Brad Schwartz, senior vice-president and general manager of Much MTV Group, said the decision was fair. “The show takes an entertaining and creative spin on the topic, but it certainly brings the topic of bullying into debate and into the conversation, which is what we want to do,” Schwartz said.
“Bully Beatdown” is a production of MTV in the United States. Schwartz said about 16 episodes have aired in Canada, though the show is not currently being broadcast.
The show sees bullies challenged to a match against a mixed martial arts fighter in hopes of walking away with $10,000. If the bully loses the fight, the person they’ve been picking on gets the cash instead.
The episode that prompted Frenette’s complaint aired April 21, 2009, on MTV Canada, which is wholly owned by CTV Inc., and centred around two brothers.
According to the panel’s decision, the episode showed a videotaped plea from one of the brothers asking the show to teach his verbally and physically abusive sibling a lesson.
The episode also featured shots of the bully training for his match against a professional fighter, as well as the actual fight. The two-round match, which involved grappling moves and kick-boxing, took place before an audience and in a cage similar to those used in actual mixed martial arts competitions.
At the end of the episode, the two brothers hugged and reconciled.
In its decision, the panel ruled the show’s nighttime slot was appropriate.

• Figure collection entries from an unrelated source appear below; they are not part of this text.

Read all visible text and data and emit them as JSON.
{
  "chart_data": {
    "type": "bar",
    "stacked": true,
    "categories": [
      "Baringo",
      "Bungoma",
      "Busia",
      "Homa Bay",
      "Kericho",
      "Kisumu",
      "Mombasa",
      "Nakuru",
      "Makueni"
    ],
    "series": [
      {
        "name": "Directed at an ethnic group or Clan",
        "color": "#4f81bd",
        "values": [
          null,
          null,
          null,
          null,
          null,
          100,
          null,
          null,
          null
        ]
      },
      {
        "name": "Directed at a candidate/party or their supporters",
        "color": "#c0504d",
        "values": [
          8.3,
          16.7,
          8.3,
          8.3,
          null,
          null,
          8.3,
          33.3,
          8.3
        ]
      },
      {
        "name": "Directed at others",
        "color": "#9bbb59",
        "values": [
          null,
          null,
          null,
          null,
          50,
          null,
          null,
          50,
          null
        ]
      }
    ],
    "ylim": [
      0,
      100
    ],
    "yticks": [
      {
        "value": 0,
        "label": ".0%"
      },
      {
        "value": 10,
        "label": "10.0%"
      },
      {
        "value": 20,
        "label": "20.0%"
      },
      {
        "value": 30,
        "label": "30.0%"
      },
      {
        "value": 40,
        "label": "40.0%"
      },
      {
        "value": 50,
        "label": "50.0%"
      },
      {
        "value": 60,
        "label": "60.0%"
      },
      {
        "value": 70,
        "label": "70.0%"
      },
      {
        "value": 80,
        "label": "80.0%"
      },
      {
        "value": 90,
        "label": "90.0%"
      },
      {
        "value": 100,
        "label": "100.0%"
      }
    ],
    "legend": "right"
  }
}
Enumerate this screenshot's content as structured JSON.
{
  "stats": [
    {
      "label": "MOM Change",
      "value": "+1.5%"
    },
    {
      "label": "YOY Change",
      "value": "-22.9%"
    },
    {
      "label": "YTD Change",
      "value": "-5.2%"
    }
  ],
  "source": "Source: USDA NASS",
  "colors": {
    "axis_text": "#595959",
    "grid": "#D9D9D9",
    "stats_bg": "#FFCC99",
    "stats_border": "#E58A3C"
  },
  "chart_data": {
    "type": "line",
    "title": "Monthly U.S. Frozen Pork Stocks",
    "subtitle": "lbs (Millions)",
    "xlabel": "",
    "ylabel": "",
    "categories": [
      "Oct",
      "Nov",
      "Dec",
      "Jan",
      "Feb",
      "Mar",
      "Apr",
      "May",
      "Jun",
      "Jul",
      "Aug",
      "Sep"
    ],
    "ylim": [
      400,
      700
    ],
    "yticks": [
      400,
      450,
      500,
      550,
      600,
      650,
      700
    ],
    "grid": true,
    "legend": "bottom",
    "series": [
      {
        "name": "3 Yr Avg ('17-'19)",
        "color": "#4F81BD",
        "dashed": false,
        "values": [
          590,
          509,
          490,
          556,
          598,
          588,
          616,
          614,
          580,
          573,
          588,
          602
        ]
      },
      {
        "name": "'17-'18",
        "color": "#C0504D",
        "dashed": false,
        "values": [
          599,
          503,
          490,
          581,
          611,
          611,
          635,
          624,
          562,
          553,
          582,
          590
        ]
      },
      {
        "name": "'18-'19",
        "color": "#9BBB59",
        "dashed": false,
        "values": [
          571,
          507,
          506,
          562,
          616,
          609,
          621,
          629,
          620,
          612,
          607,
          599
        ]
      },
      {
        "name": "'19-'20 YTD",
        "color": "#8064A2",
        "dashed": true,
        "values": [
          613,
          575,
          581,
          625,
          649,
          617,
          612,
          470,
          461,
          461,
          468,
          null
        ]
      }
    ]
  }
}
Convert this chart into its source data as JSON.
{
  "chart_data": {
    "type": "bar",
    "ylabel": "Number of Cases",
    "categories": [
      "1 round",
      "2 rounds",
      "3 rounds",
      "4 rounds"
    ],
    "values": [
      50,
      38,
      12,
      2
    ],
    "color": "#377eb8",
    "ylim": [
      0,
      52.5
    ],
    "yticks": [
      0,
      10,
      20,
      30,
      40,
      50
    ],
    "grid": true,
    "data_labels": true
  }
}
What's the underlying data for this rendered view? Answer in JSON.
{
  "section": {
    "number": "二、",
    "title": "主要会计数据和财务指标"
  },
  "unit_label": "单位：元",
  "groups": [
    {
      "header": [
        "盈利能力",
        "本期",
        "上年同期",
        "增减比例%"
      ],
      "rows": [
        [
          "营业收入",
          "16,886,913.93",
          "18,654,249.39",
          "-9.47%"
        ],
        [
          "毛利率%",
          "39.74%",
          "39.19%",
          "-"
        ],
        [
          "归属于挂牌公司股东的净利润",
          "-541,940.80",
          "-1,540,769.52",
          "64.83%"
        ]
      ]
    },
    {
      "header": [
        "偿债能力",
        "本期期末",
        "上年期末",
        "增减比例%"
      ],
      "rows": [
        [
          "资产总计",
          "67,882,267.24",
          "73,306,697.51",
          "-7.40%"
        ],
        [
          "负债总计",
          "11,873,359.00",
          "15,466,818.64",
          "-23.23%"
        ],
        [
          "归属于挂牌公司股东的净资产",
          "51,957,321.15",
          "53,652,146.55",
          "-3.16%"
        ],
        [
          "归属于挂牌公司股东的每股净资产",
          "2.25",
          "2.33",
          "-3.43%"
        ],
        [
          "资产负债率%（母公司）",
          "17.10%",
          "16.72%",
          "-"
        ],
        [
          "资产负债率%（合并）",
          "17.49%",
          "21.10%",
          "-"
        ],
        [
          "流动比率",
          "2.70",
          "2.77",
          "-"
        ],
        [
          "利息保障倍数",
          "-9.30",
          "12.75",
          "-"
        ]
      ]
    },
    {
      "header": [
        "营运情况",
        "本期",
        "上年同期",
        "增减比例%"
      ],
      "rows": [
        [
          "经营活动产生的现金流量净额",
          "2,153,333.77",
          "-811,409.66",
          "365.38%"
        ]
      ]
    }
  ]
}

It also agreed with the episode’s 14-plus age classification, which allows for intense scenes of violence, though the panel described the show’s violence as moderate.
The panel said “it does not consider that the challenged episode in any way promotes or glamorizes violence” but that “it attempts the opposite, namely, the criticizing of bullying violence.”
It also pointed out that the bully consented to the fight, had a training session, followed mixed martial arts rules and wore protective gear.
While the panel said it appreciates Frenette’s belief that “Bully Beatdown” sends the wrong message, it is not its role to decide whether the “approach of a program taken by a broadcaster is right or wrong.”
The panel also noted that MTV provided Frenette with a “thorough” response when it learned of his complaint.
The letter, dated June 5, 2009, and signed by Schwartz, says MTV is “a non-conformist, unconventional television station that pushes boundaries while adhering to … broadcast codes.”
It also commends Frenette for his efforts to raise awareness about bullying.
Frenette said he plans to take the matter to the Canadian Radio-television and Telecommunications Commission, the independent public organization that regulates Canada’s broadcasting system.
According to its website, the Canadian Broadcast Standards Council does not have an internal appeals mechanism. Complainants who are unhappy with a decision are advised to contact the commission.